Melissa Rooker, with the Kansas Children’s Cabinet and Trust Fund, discussed the Sunflower Summer program, which is being funded by federal money to offer summer enrichment activities for Kansas students. It is a collaboration between KSDE, Kansas Department of Commerce, Kansas Department of Wildlife, Parks and Tourism, Kansas Children’s Cabinet and Trust Fund, KU Center for Public Partnerships and Research, and Greenbush Education Service Center.
Adults can visit sunflowersummer.org to download the Sunflower Summer mobile app to their phone or tablet device. The app is available for both iPhone and Android users. An adult will need to register their family members and include their county and school district. There are nearly 70 attractions to choose from across the state, including zoos, museums, historic landmarks, libraries and outdoor locations.
The Board approved its 2022 and 2023 meeting dates. In June, the State Board proposed scheduled of regular meeting dates for 2022 and 2023. The drafts followed the traditional schedule of meeting the second Tuesday and Wednesday of the month.
Jim Porter, board chair, passed out a draft letter addressing critical race theory (CRT). He asked board members to read the letter before he and Janet Waugh signed it.
The board accepted the recommendations of the Commissioner’s Task Force on ESSER and EANS Distribution of Money and approved the submission of school district expenditure plans for ESSER II federal COVID-19 relief funds as presented.
Board members acted on final budget recommendations.

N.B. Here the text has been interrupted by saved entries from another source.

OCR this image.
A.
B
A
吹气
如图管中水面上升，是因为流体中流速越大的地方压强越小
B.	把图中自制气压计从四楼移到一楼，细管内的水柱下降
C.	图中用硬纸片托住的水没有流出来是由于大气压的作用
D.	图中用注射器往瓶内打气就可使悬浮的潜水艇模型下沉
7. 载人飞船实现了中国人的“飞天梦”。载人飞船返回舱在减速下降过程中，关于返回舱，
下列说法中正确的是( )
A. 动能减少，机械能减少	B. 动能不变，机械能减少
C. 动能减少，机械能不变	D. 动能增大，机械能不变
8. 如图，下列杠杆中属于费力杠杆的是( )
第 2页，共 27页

Dr. Craig Neuenswander, deputy commissioner of fiscal and administrative services at KSDE, at the June meeting reviewed and discussed budget options for fiscal year 2023.
The board approved a response letter from KSDE’s Division of Fiscal and Administrative Services explaining federal requirements to the Division of the Budget and Legislative Research on expenditures of federal COVID-19 relief funds.
KSDE allocated available state-level ESSER funds for allowable expenditures. The State Board in April 2021 approved the process for distribution of ESSER III federal funds to support COVID-19 response efforts in Kansas schools. The Kansas Legislature in House Bill 2134 outlined specific expenditures for use of the federal relief funds in schools.
The response letter to the Division of the Budget Director of Legislative Research addresses each of the expenditure recommendations.
Board members also issued a response on critical race theory claims.
The board will meet next Aug. 10-11 in Topeka.